其实从前的时候,他与邵佥也并不是事事都默契无间毫无争执,但是他们有共同的目标在前,或者说,他们只有共同的一个目标在前,所以到最后,要么是邵佥退一步,要么是邱月容自己提出一个更能两全的法子。
但他们不管为什么事僵持,邱月容都从来没有从邵佥嘴里听到过这个评价。
何况……邵佥还是为了简因这么说自己。
竟然是为了简因......
邱月容感觉自己浑身的血都在往头上涌,恼怒、委屈、难堪......他知道邵佥对此一无所知,他也知道这一切都是自己自找的、甚至甘之如饴的,但当邵佥真正站在简因那一边的时候,他还是明显察觉到自己的呼吸不可抑制地急促起来。
邵佥见他气急,也暗觉自己方才说得太过。
但他并不觉得自己说错了什么,实在是邱月容的想法太过荒谬。
通过信息素的互斥感受,他能够确认简因是一个货真价实的alpha,别说喜不喜欢,两个人能在信息素一同散发出来时共处一室都是互相忍耐的结果了。
他正在沉默,只见邱月容忍无可忍似的站起身来。
“你说我不可理喻?”邱月容看起来情绪有些激动,但真站起身来,吐出这一句话后,不知道又想到什么,胸膛猛烈地起伏片刻,最后却又生生把那些情绪又压平了。
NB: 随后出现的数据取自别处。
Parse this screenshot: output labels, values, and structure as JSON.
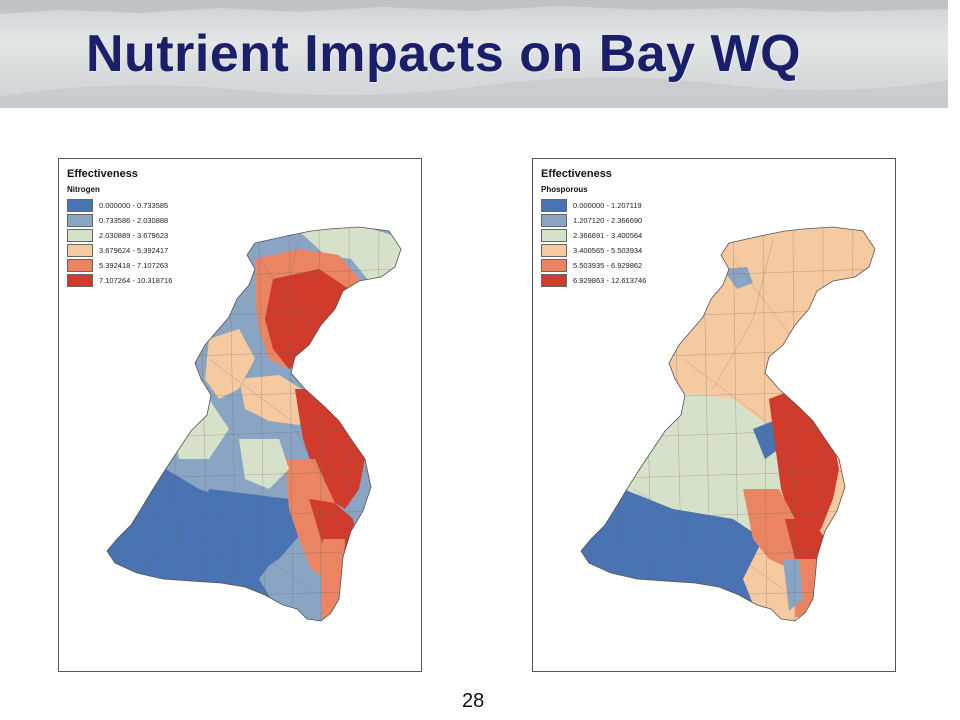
{
  "title": "Nutrient Impacts on Bay WQ",
  "page_number": "28",
  "maps": [
    {
      "legend_title": "Effectiveness",
      "legend_subtitle": "Nitrogen",
      "classes": [
        {
          "range": "0.000000 - 0.733585",
          "color": "#4a73b3"
        },
        {
          "range": "0.733586 - 2.030888",
          "color": "#8aa4c4"
        },
        {
          "range": "2.030889 - 3.679623",
          "color": "#d6e1c9"
        },
        {
          "range": "3.679624 - 5.392417",
          "color": "#f6caa0"
        },
        {
          "range": "5.392418 - 7.107263",
          "color": "#ea8462"
        },
        {
          "range": "7.107264 - 10.318716",
          "color": "#d13b2c"
        }
      ]
    },
    {
      "legend_title": "Effectiveness",
      "legend_subtitle": "Phosporous",
      "classes": [
        {
          "range": "0.000000 - 1.207119",
          "color": "#4a73b3"
        },
        {
          "range": "1.207120 - 2.366690",
          "color": "#8aa4c4"
        },
        {
          "range": "2.366691 - 3.400564",
          "color": "#d6e1c9"
        },
        {
          "range": "3.400565 - 5.503934",
          "color": "#f6caa0"
        },
        {
          "range": "5.503935 - 6.929862",
          "color": "#ea8462"
        },
        {
          "range": "6.929863 - 12.613746",
          "color": "#d13b2c"
        }
      ]
    }
  ]
}
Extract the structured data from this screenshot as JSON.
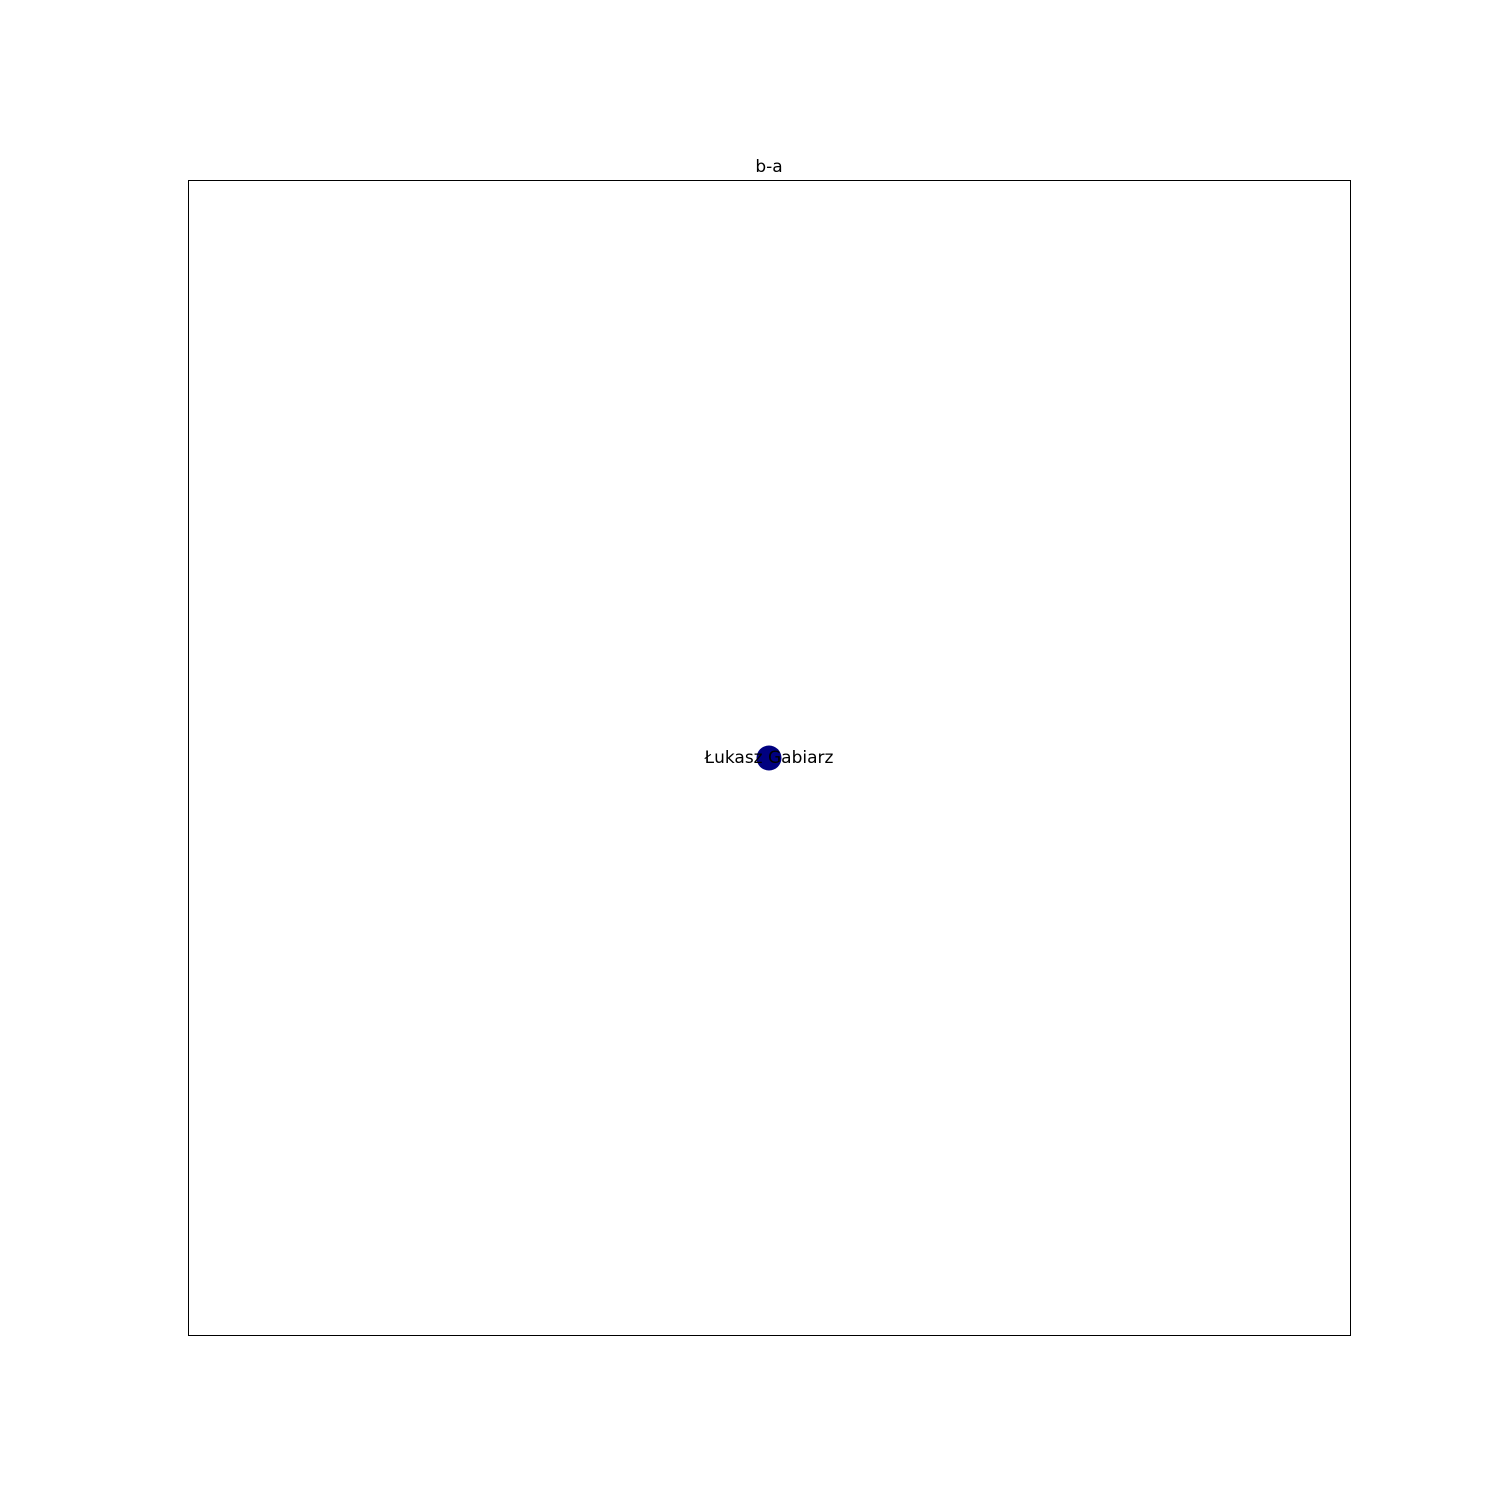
{
  "figure": {
    "title": "b-a"
  },
  "graph": {
    "nodes": [
      {
        "label": "Łukasz Gabiarz",
        "color": "#000080"
      }
    ],
    "edges": []
  },
  "colors": {
    "frame": "#000000",
    "background": "#ffffff"
  }
}
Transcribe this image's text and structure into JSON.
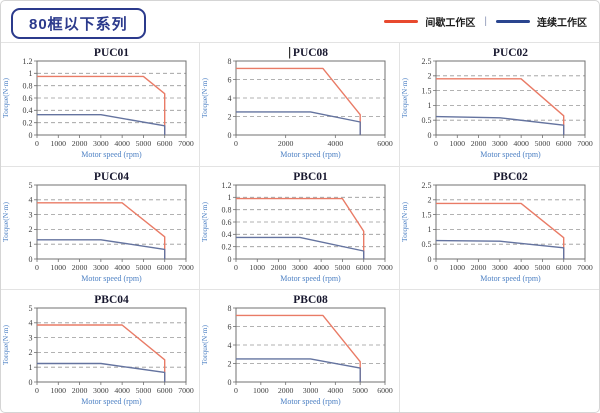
{
  "header": {
    "series_title": "80框以下系列"
  },
  "legend": {
    "separator": "|",
    "items": [
      {
        "label": "间歇工作区",
        "color": "#e8492e"
      },
      {
        "label": "连续工作区",
        "color": "#2a458f"
      }
    ]
  },
  "colors": {
    "red_line": "#e97b66",
    "blue_line": "#64739f",
    "axis_label_blue": "#4b7fc3",
    "tick_text": "#404040",
    "title_text": "#18182f",
    "grid_dash": "#999999",
    "plot_border": "#707070",
    "cursor_bar": "#333333"
  },
  "grid": {
    "cells": [
      "PUC01",
      "PUC08",
      "PUC02",
      "PUC04",
      "PBC01",
      "PBC02",
      "PBC04",
      "PBC08",
      ""
    ]
  },
  "chart_data": [
    {
      "id": "PUC01",
      "type": "line",
      "title": "PUC01",
      "xlabel": "Motor speed (rpm)",
      "ylabel": "Torque(N·m)",
      "xlim": [
        0,
        7000
      ],
      "xticks": [
        0,
        1000,
        2000,
        3000,
        4000,
        5000,
        6000,
        7000
      ],
      "ylim": [
        0,
        1.2
      ],
      "yticks": [
        0,
        0.2,
        0.4,
        0.6,
        0.8,
        1,
        1.2
      ],
      "has_text_cursor": false,
      "series": [
        {
          "name": "间歇工作区",
          "color_key": "red_line",
          "points": [
            [
              0,
              0.95
            ],
            [
              5000,
              0.95
            ],
            [
              6000,
              0.67
            ],
            [
              6000,
              0
            ]
          ]
        },
        {
          "name": "连续工作区",
          "color_key": "blue_line",
          "points": [
            [
              0,
              0.33
            ],
            [
              3000,
              0.33
            ],
            [
              6000,
              0.15
            ],
            [
              6000,
              0
            ]
          ]
        }
      ]
    },
    {
      "id": "PUC08",
      "type": "line",
      "title": "PUC08",
      "xlabel": "Motor speed (rpm)",
      "ylabel": "Torque(N·m)",
      "xlim": [
        0,
        6000
      ],
      "xticks": [
        0,
        2000,
        4000,
        6000
      ],
      "ylim": [
        0,
        8
      ],
      "yticks": [
        0,
        2,
        4,
        6,
        8
      ],
      "has_text_cursor": true,
      "series": [
        {
          "name": "间歇工作区",
          "color_key": "red_line",
          "points": [
            [
              0,
              7.2
            ],
            [
              3500,
              7.2
            ],
            [
              5000,
              2.2
            ],
            [
              5000,
              0
            ]
          ]
        },
        {
          "name": "连续工作区",
          "color_key": "blue_line",
          "points": [
            [
              0,
              2.5
            ],
            [
              3000,
              2.5
            ],
            [
              5000,
              1.4
            ],
            [
              5000,
              0
            ]
          ]
        }
      ]
    },
    {
      "id": "PUC02",
      "type": "line",
      "title": "PUC02",
      "xlabel": "Motor speed (rpm)",
      "ylabel": "Torque(N·m)",
      "xlim": [
        0,
        7000
      ],
      "xticks": [
        0,
        1000,
        2000,
        3000,
        4000,
        5000,
        6000,
        7000
      ],
      "ylim": [
        0,
        2.5
      ],
      "yticks": [
        0,
        0.5,
        1,
        1.5,
        2,
        2.5
      ],
      "has_text_cursor": false,
      "series": [
        {
          "name": "间歇工作区",
          "color_key": "red_line",
          "points": [
            [
              0,
              1.9
            ],
            [
              4000,
              1.9
            ],
            [
              6000,
              0.65
            ],
            [
              6000,
              0
            ]
          ]
        },
        {
          "name": "连续工作区",
          "color_key": "blue_line",
          "points": [
            [
              0,
              0.62
            ],
            [
              3000,
              0.58
            ],
            [
              6000,
              0.33
            ],
            [
              6000,
              0
            ]
          ]
        }
      ]
    },
    {
      "id": "PUC04",
      "type": "line",
      "title": "PUC04",
      "xlabel": "Motor speed (rpm)",
      "ylabel": "Torque(N·m)",
      "xlim": [
        0,
        7000
      ],
      "xticks": [
        0,
        1000,
        2000,
        3000,
        4000,
        5000,
        6000,
        7000
      ],
      "ylim": [
        0,
        5
      ],
      "yticks": [
        0,
        1,
        2,
        3,
        4,
        5
      ],
      "has_text_cursor": false,
      "series": [
        {
          "name": "间歇工作区",
          "color_key": "red_line",
          "points": [
            [
              0,
              3.8
            ],
            [
              4000,
              3.8
            ],
            [
              6000,
              1.5
            ],
            [
              6000,
              0
            ]
          ]
        },
        {
          "name": "连续工作区",
          "color_key": "blue_line",
          "points": [
            [
              0,
              1.3
            ],
            [
              3000,
              1.3
            ],
            [
              6000,
              0.65
            ],
            [
              6000,
              0
            ]
          ]
        }
      ]
    },
    {
      "id": "PBC01",
      "type": "line",
      "title": "PBC01",
      "xlabel": "Motor speed (rpm)",
      "ylabel": "Torque(N·m)",
      "xlim": [
        0,
        7000
      ],
      "xticks": [
        0,
        1000,
        2000,
        3000,
        4000,
        5000,
        6000,
        7000
      ],
      "ylim": [
        0,
        1.2
      ],
      "yticks": [
        0,
        0.2,
        0.4,
        0.6,
        0.8,
        1,
        1.2
      ],
      "has_text_cursor": false,
      "series": [
        {
          "name": "间歇工作区",
          "color_key": "red_line",
          "points": [
            [
              0,
              0.98
            ],
            [
              5000,
              0.98
            ],
            [
              6000,
              0.45
            ],
            [
              6000,
              0
            ]
          ]
        },
        {
          "name": "连续工作区",
          "color_key": "blue_line",
          "points": [
            [
              0,
              0.35
            ],
            [
              3000,
              0.35
            ],
            [
              6000,
              0.13
            ],
            [
              6000,
              0
            ]
          ]
        }
      ]
    },
    {
      "id": "PBC02",
      "type": "line",
      "title": "PBC02",
      "xlabel": "Motor speed (rpm)",
      "ylabel": "Torque(N·m)",
      "xlim": [
        0,
        7000
      ],
      "xticks": [
        0,
        1000,
        2000,
        3000,
        4000,
        5000,
        6000,
        7000
      ],
      "ylim": [
        0,
        2.5
      ],
      "yticks": [
        0,
        0.5,
        1,
        1.5,
        2,
        2.5
      ],
      "has_text_cursor": false,
      "series": [
        {
          "name": "间歇工作区",
          "color_key": "red_line",
          "points": [
            [
              0,
              1.88
            ],
            [
              4000,
              1.88
            ],
            [
              6000,
              0.72
            ],
            [
              6000,
              0
            ]
          ]
        },
        {
          "name": "连续工作区",
          "color_key": "blue_line",
          "points": [
            [
              0,
              0.62
            ],
            [
              3000,
              0.6
            ],
            [
              6000,
              0.38
            ],
            [
              6000,
              0
            ]
          ]
        }
      ]
    },
    {
      "id": "PBC04",
      "type": "line",
      "title": "PBC04",
      "xlabel": "Motor speed (rpm)",
      "ylabel": "Torque(N·m)",
      "xlim": [
        0,
        7000
      ],
      "xticks": [
        0,
        1000,
        2000,
        3000,
        4000,
        5000,
        6000,
        7000
      ],
      "ylim": [
        0,
        5
      ],
      "yticks": [
        0,
        1,
        2,
        3,
        4,
        5
      ],
      "has_text_cursor": false,
      "series": [
        {
          "name": "间歇工作区",
          "color_key": "red_line",
          "points": [
            [
              0,
              3.85
            ],
            [
              4000,
              3.85
            ],
            [
              6000,
              1.5
            ],
            [
              6000,
              0
            ]
          ]
        },
        {
          "name": "连续工作区",
          "color_key": "blue_line",
          "points": [
            [
              0,
              1.25
            ],
            [
              3000,
              1.25
            ],
            [
              6000,
              0.65
            ],
            [
              6000,
              0
            ]
          ]
        }
      ]
    },
    {
      "id": "PBC08",
      "type": "line",
      "title": "PBC08",
      "xlabel": "Motor speed (rpm)",
      "ylabel": "Torque(N·m)",
      "xlim": [
        0,
        6000
      ],
      "xticks": [
        0,
        1000,
        2000,
        3000,
        4000,
        5000,
        6000
      ],
      "ylim": [
        0,
        8
      ],
      "yticks": [
        0,
        2,
        4,
        6,
        8
      ],
      "has_text_cursor": false,
      "series": [
        {
          "name": "间歇工作区",
          "color_key": "red_line",
          "points": [
            [
              0,
              7.2
            ],
            [
              3500,
              7.2
            ],
            [
              5000,
              2.2
            ],
            [
              5000,
              0
            ]
          ]
        },
        {
          "name": "连续工作区",
          "color_key": "blue_line",
          "points": [
            [
              0,
              2.5
            ],
            [
              3000,
              2.5
            ],
            [
              5000,
              1.5
            ],
            [
              5000,
              0
            ]
          ]
        }
      ]
    }
  ]
}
空气凝滞半晌,邱月容竟强行笑了笑,生硬地转了一个话题,问道:“你的行李收了吗?要不我帮你收拾行李吧。”
“不用。”邵佥诧异于他情绪转变的速度,也……诧异于他会主动递来台阶。
邵佥却不愿意顺着台阶下了后装作无事发生,他说,“我没有说你不可理喻,我是说你的想法……我们都是alpha,你这也太……”
“我倒希望是我的想法不可理喻了。”邱月容听他这么说,愣神一瞬,又小声却清晰地埋怨,只是下一句语气更软了些,说:“好吧,那算我说错了,我给你道歉。”
倒......也不至于到要道歉的地步。
何况他和邱月容刚才应该也不算是吵架。
邵佥刚要开口,又听邱月容小声道:“我们结婚才第二天,你不能因为他和我闹不开心吧。”
......
越说越离谱了。
邵佥想提醒他,他们并不是一对怀着爱意进入婚姻的真正的爱侣,也并没有因为简因闹什么不开心。